You are viewing a plain text version of this content. The canonical link for it is here.
Posted to solr-user@lucene.apache.org by Rajesh Nikam <ra...@gmail.com> on 2013/05/27 14:57:47 UTC

using solr for web page classification

Hello,

I am working on implementation of system to categorize URLs/Web Pages.

I would have categories like ...

Adult          Health         Business
Arts           Home           Science

I am looking at how Lucence/Solr could help me out to achive this.
I came across links that mention MoreLikeThis could be of my help.

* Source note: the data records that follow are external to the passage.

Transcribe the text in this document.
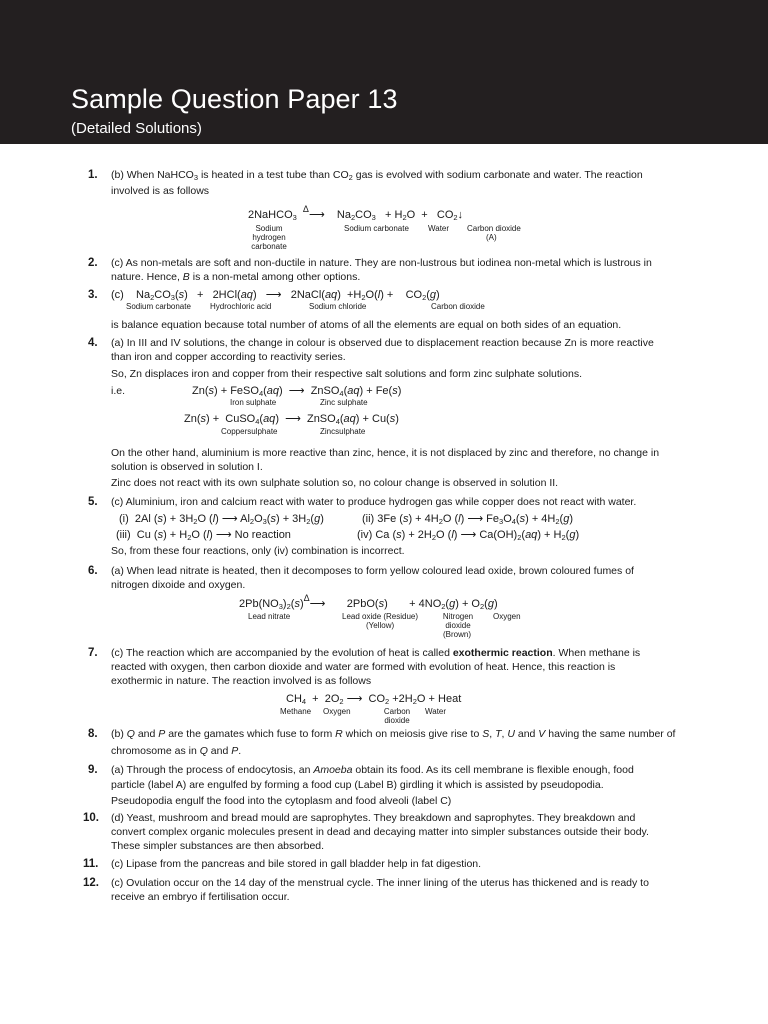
Sample Question Paper 13
(Detailed Solutions)
1. (b) When NaHCO$_3$ is heated in a test tube than $CO_2$ gas is evolved with sodium carbonate and water. The reaction
involved is as follows
2NaHCO$_3$  $^\Delta$⟶    $Na_2CO_3 + H_2O$  +   $CO_2↓$
Sodium hydrogen carbonate
Sodium carbonate Water Carbon dioxide
(A)
2. (c) As non-metals are soft and non-ductile in nature. They are non-lustrous but iodinea non-metal which is lustrous in
nature. Hence, B is a non-metal among other options.
3. (c)    $Na_2CO_3(s) + 2HCl(aq)$   ⟶   2NaCl(aq)  $+H_2O(l)$ +    $CO_2(g)$
Sodium carbonate Hydrochloric acid	Sodium chloride	Carbon dioxide
is balance equation because total number of atoms of all the elements are equal on both sides of an equation.
4. (a) In III and IV solutions, the change in colour is observed due to displacement reaction because Zn is more reactive
than iron and copper according to reactivity series.
So, Zn displaces iron and copper from their respective salt solutions and form zinc sulphate solutions.
i.e.	Zn(s) + FeSO$_4$(aq)  ⟶  ZnSO$_4$(aq) + Fe(s)
Iron sulphate	Zinc sulphate
Zn(s) +  CuSO$_4$(aq)  ⟶  ZnSO$_4$(aq) + Cu(s)
Coppersulphate	Zincsulphate
On the other hand, aluminium is more reactive than zinc, hence, it is not displaced by zinc and therefore, no change in
solution is observed in solution I.
Zinc does not react with its own sulphate solution so, no colour change is observed in solution II.
5. (c) Aluminium, iron and calcium react with water to produce hydrogen gas while copper does not react with water.
(i)  2Al $(s) + 3H_2O$ (l) ⟶ $Al_2O_3(s) + 3H_2(g)$	(ii) 3Fe $(s) + 4H_2O$ (l) ⟶ $Fe_3O_4(s) + 4H_2(g)$
(iii)  Cu $(s) + H_2O$ (l) ⟶ No reaction	(iv) Ca $(s) + 2H_2O$ (l) ⟶ $Ca(OH)_2(aq) + H_2(g)$
So, from these four reactions, only (iv) combination is incorrect.
6. (a) When lead nitrate is heated, then it decomposes to form yellow coloured lead oxide, brown coloured fumes of
nitrogen dixoide and oxygen.
$2Pb(NO_3)_2(s)^\Delta⟶$       2PbO(s)       + $4NO_2(g) + O_2(g)$
Lead nitrate	Lead oxide (Residue)
(Yellow)
Nitrogen dioxide
(Brown)
Oxygen
7. (c) The reaction which are accompanied by the evolution of heat is called exothermic reaction. When methane is
reacted with oxygen, then carbon dioxide and water are formed with evolution of heat. Hence, this reaction is
exothermic in nature. The reaction involved is as follows
$CH_4 + 2O_2$ ⟶  $CO_2 +2H_2O$ + Heat
Methane Oxygen	Carbon dioxide
Water
8. (b) Q and P are the gamates which fuse to form R which on meiosis give rise to S, T, U and V having the same number of
chromosome as in Q and P.
9. (a) Through the process of endocytosis, an Amoeba obtain its food. As its cell membrane is flexible enough, food
particle (label A) are engulfed by forming a food cup (Label B) girdling it which is assisted by pseudopodia.
Pseudopodia engulf the food into the cytoplasm and food alveoli (label C)
10. (d) Yeast, mushroom and bread mould are saprophytes. They breakdown and saprophytes. They breakdown and
convert complex organic molecules present in dead and decaying matter into simpler substances outside their body.
These simpler substances are then absorbed.
11. (c) Lipase from the pancreas and bile stored in gall bladder help in fat digestion.
12. (c) Ovulation occur on the 14 day of the menstrual cycle. The inner lining of the uterus has thickened and is ready to
receive an embryo if fertilisation occur.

I found LucidWorks Search of help for me as it has done installation for
Jetty, Solr in few clicks.

Importing data and Query was also straight forward.

 My question is:

 - I have pre-defined list of categories for which I would have webpages +
documents that could be stored in solr index assigned with category

 - have input processors like on each page

         Text extractor (from HTML, PDF, Office format)
         Text language detection
         Standard text processors - stemming, remove stopwords, lowwercase
etc
         Title extractor
    Summary extractor
    Field mapping
    Header and footer remover

 - All these document could be processed and stored in Solr Index with
known category

 - When new request comes I need to for MLT or solr Query based on content
of webpage and get similar documents.
 Based on results I could reply back with top 3 categories.


 Please let me know if using solr for this problem in correct way ?
 If yes how to go with the forming query based on web page contents ?

Thanks
Rajesh